Pro-life conservatives seek to ban abortion through a supreme court decision. Republican presidents have nominated five justices to the Supreme court this century. These include two by George W. Bush, Samuel Alito and John Roberts, both in 2005. President Trump nominated three justices, Neil Gorsuch in 2017, Brett Kavanaugh in 2018 and Amy Coney Barrett in 2020, mere weeks before the election. President Barrack Obama filled two Supreme Court seats and appointed Sandra Sotomayor and Elena Kagan, both are reliable liberal votes. When Reagan nominee Anton Scalia died in 2016, Republican Senate Majority Leader Mitch McConnel refused to advance Obama’s replacement to the senate floor for a vote, current attorney general Merrick Garland. The abovementioned Neil Gorsuch now holds this seat. Democrats have argued that Republicans stole the seat ever since. Between Bush and Trump, the supreme court is decidedly more conservative than it was a generation ago.
During the contentious court nominating battles going back to the 1980s, Democrat senators have demanded to know Republican nominee’s views on Roe vs Wade. Inevitably nominees replied that Roe vs Wade is ‘a matter of settled law.’ No Republican nominee has ever stated they’d vote to overturn Roe vs Wade while every Democrat nominee has pledged to defend the decision.
As right leaning as the Supreme Court is now, Democrats fear it could become even more so. The third liberal justice on the court is Stephen Breyer, who is 83. Liberals are pressuring him to step down now, while the Democrat Party holds the White House and senate and can replace him with whomever Biden wants. It is entirely possible that the GOP will win back the senate in the 2022 midterm elections making Mitch McConnel Senate Majority leader once more. And who knows what his reaction to a supreme court vacancy will be? In fact, he’d be under intense pressure from the right to hold the vacant seat open till after the 2024 presidential election. Conservatives would certainly argue that after decades of Democrat supreme court nomination dirty tricks (foreign readers should look up the Bork, Thomas and Kavanaugh nominations) McConnell should do whatever he wants. In fact, conservatives argued just that with the Amy Coney Barret nomination.

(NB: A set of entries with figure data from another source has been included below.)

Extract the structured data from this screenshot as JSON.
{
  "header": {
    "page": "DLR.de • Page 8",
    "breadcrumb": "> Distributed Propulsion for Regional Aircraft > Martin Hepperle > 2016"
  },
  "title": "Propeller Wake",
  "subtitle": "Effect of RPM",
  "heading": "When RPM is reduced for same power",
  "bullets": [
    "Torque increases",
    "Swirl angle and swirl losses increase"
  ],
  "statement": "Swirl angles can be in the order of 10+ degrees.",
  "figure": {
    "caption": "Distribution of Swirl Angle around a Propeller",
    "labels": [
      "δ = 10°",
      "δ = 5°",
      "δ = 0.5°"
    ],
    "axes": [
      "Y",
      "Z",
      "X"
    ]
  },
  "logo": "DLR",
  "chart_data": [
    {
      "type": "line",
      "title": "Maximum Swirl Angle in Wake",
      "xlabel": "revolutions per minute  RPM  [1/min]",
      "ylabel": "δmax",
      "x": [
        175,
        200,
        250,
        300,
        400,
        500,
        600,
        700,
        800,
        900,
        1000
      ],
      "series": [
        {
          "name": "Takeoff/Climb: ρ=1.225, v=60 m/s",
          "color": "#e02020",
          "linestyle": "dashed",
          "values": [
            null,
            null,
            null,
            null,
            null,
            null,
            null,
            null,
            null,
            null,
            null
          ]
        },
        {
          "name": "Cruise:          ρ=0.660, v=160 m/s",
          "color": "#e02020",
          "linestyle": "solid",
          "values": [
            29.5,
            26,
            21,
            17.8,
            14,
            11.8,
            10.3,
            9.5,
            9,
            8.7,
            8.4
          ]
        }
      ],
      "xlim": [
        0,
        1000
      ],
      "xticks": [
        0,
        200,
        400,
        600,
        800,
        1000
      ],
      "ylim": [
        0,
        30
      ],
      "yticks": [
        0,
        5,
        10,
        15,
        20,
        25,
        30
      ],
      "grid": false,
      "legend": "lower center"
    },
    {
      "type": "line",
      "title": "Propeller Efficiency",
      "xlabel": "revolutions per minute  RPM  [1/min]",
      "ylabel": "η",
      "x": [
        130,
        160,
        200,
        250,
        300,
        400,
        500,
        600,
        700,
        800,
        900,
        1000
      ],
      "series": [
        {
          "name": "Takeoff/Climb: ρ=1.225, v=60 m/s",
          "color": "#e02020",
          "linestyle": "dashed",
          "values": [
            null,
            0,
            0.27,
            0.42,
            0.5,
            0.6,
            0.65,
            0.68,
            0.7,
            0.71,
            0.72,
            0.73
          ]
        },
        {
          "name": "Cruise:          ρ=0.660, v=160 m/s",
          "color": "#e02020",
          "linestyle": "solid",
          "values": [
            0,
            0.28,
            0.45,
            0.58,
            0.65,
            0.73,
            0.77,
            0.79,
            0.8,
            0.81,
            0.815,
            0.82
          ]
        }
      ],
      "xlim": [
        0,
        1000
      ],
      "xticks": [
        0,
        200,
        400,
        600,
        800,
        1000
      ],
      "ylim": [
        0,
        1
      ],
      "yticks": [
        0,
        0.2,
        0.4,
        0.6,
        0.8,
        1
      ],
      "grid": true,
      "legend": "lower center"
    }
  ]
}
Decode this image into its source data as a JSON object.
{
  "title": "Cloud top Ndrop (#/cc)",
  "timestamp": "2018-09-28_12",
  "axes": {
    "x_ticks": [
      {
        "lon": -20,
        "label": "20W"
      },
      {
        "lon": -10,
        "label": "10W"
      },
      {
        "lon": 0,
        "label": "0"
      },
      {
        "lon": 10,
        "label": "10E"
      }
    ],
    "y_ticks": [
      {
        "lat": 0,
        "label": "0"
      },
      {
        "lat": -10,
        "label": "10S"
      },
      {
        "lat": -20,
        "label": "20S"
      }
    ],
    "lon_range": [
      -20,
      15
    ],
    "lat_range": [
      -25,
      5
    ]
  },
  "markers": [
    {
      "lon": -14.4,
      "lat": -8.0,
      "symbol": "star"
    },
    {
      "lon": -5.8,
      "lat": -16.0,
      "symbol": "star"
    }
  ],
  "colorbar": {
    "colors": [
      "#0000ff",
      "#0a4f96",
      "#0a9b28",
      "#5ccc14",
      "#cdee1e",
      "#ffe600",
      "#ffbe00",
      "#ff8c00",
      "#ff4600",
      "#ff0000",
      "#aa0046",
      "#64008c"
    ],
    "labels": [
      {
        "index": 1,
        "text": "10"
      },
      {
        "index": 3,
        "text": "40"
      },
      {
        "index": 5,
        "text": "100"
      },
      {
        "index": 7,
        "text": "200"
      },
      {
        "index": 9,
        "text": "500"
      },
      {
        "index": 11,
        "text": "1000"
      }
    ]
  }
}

There is a potential solution to the current Democrat problem and a spectacular rumor floating around Washington. It’s no secret that Vice President Kamala Harris is not popular with President Biden’s staff. Nor is she popular with the public. A USA Today/Suffolk University poll conducted in mid-November found only 28% of the public approved of the vice president. If the left convince Breyer to retire, Biden could offer Harris a nomination to the Supreme Court so that Biden’s team could replace her with a better candidate. Silly rumors abound in Washington.